Why would anyone want to deal this side of the weekend?” said Steve Larkins,
head of sales trading at Seymour Pierce.
“With the Greek elections coming up, Monday morning could be
a disaster for someone taking a big bet over the weekend.”
Hedge funds, typically among the most aggressive market
players, are also wary, taking on only 10%-30% of their maximum permitted
bets on risky assets, said Gerry Fowler, global head of equity and derivative
strategy at BNP Paribas.
“There are so many risks that just can’t be modelled... it
really creates a market where no one can do anything with conviction and it’s a
matter of wait and see,” he said.
Global fund managers’ cash balances have jumped to 5.3% this
month, their third-highest level on record, according to a Bank of America
Merrill Lynch survey.
Equities investors have been reluctant to roll over, or
replace, options contracts which expire on Friday, as they opt for neutral
positions.
Some 1.4 million futures contracts on Euro STOXX 50 index of
eurozone blue chips are yet to be rolled over, according to Eurex data.
Shake out
The shaking out of positions has led to high volumes. Monday
was the Euro STOXX 50 index’s most active day of 2012 and this has been one of
the year’s most active weeks.
In currency markets, the euro has rallied versus the
dollar - arguably a counter-intuitive
move given the eurozone crisis.
Traders say the rebound has been driven by
investors’ desire to unwind the large number of net short bets built up in the
single currency.
“As far as the euro/dollar is concerned, I am going square
into the Greek elections. I have a feeling, either way, things will drag on for
a while and that gives us enough reaction time,” Stuart Frost, head of Absolute
Returns and Currency at fund manager RWC Partners.
Position squaring was a factors behind a selloff this week
in safe haven German government debt, which had been a favourite place for
investors to sit out the crisis, even if that meant paying Berlin for the
privilege.
“Positioning is pretty square,” said one London-based bond
trader.
“People might still be a little bit long in longer-dated bonds but
that’s probably because they haven’t been able to get out... A lot of bets
have come off the table.”
Another trader said the moves in the Bund futures signalled
“that a lot of desks are either taking less risks themselves or have been told
(to) stop taking risk until after the election”.

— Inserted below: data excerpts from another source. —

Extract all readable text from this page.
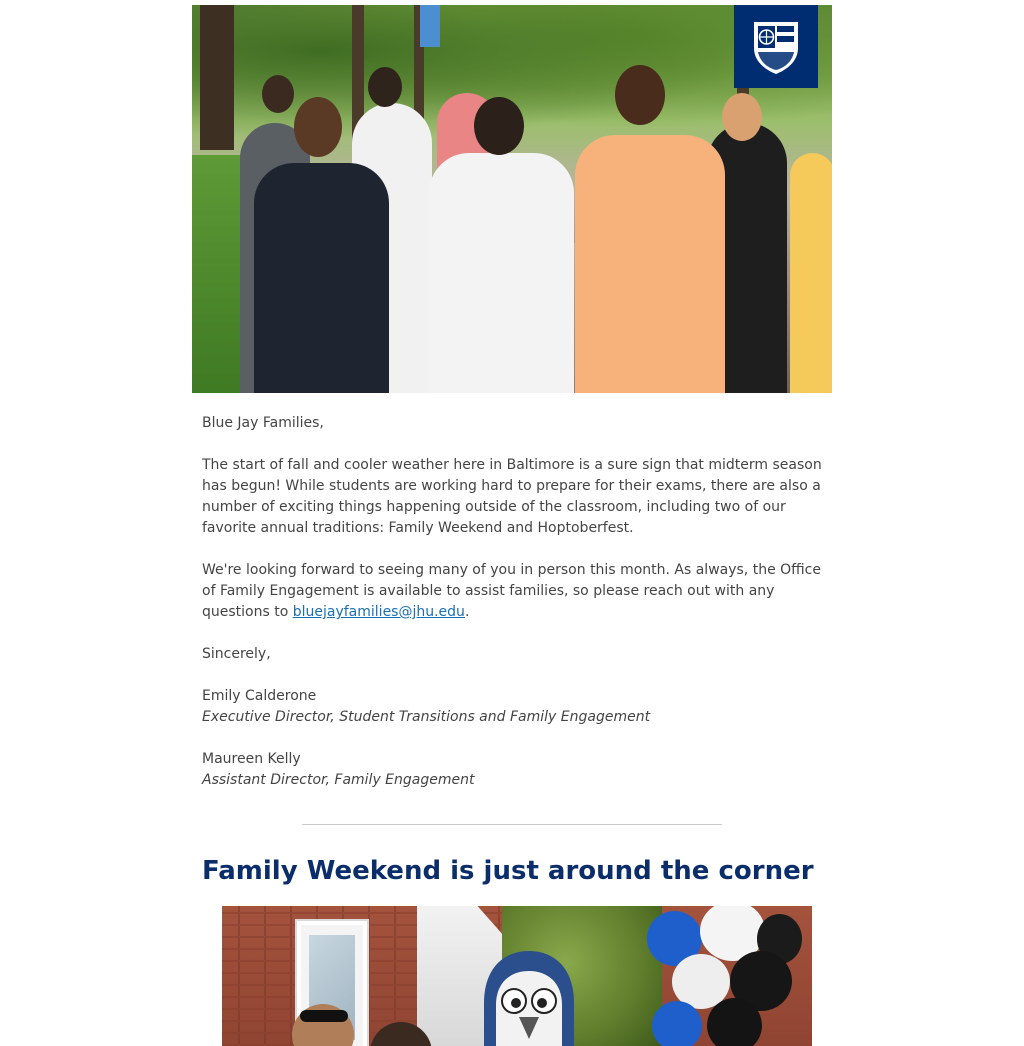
Blue Jay Families,

The start of fall and cooler weather here in Baltimore is a sure sign that midterm season has begun! While students are working hard to prepare for their exams, there are also a number of exciting things happening outside of the classroom, including two of our favorite annual traditions: Family Weekend and Hoptoberfest.

We're looking forward to seeing many of you in person this month. As always, the Office of Family Engagement is available to assist families, so please reach out with any questions to bluejayfamilies@jhu.edu.

Sincerely,

Emily Calderone

Executive Director, Student Transitions and Family Engagement

Maureen Kelly

Assistant Director, Family Engagement

Family Weekend is just around the corner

Most sellers of insurance against a default on Greek
government debt, known as credit default swaps (CDS), declined to quote before
the weekend, dealers said.
“I’d be surprised if anyone would want to dive in before the
election with (Greek) bonds trading at 10 cents on the euro.
"If we get some
stability with the election then we’d expect trading to pick up again,” said
one head of European credit trading at a major US bank.
Ready for rollercoaster
Investor nervousness is evident in the big gap between
actual volatility on the Euro STOXX 50, which has fallen to two-month lows
below 20, and the implied volatility as measured by the VSTOXX which has stayed
stubbornly high around 32.
“The spread between realised and implied volatility has gone
up in a way that would explain the market is pricing in some Greek weekend
risk,” said Abhinandan Deb, European head of equity derivatives research at Bank
of America Merrill Lynch.
Implied volatility reflects options pricing and is a measure
of expected price swings.
In the currency market, one-week implied volatilities
have jumped to around 15.40%, the highest in six months and almost double the
level of realised volatility.
“Expect a rollercoaster in the markets,” said Stefan Angele,
head of investment management, Swiss & Global Asset Management, although he
advised keeping some positions, such as an "underweight" stance on the
financial sector.
With so much nervousness and so much money off the table,
the markets could be poised for wild swings come Monday morning.
“There is a gigantic number of shorts in euro/dollar so any headline that comes out over the weekend that indicates that Europe is safe will create the scope for a massive squeeze up on Monday,” said Jeremy Batstone-Carr, director of private client research investment strategy at Charles Stanley.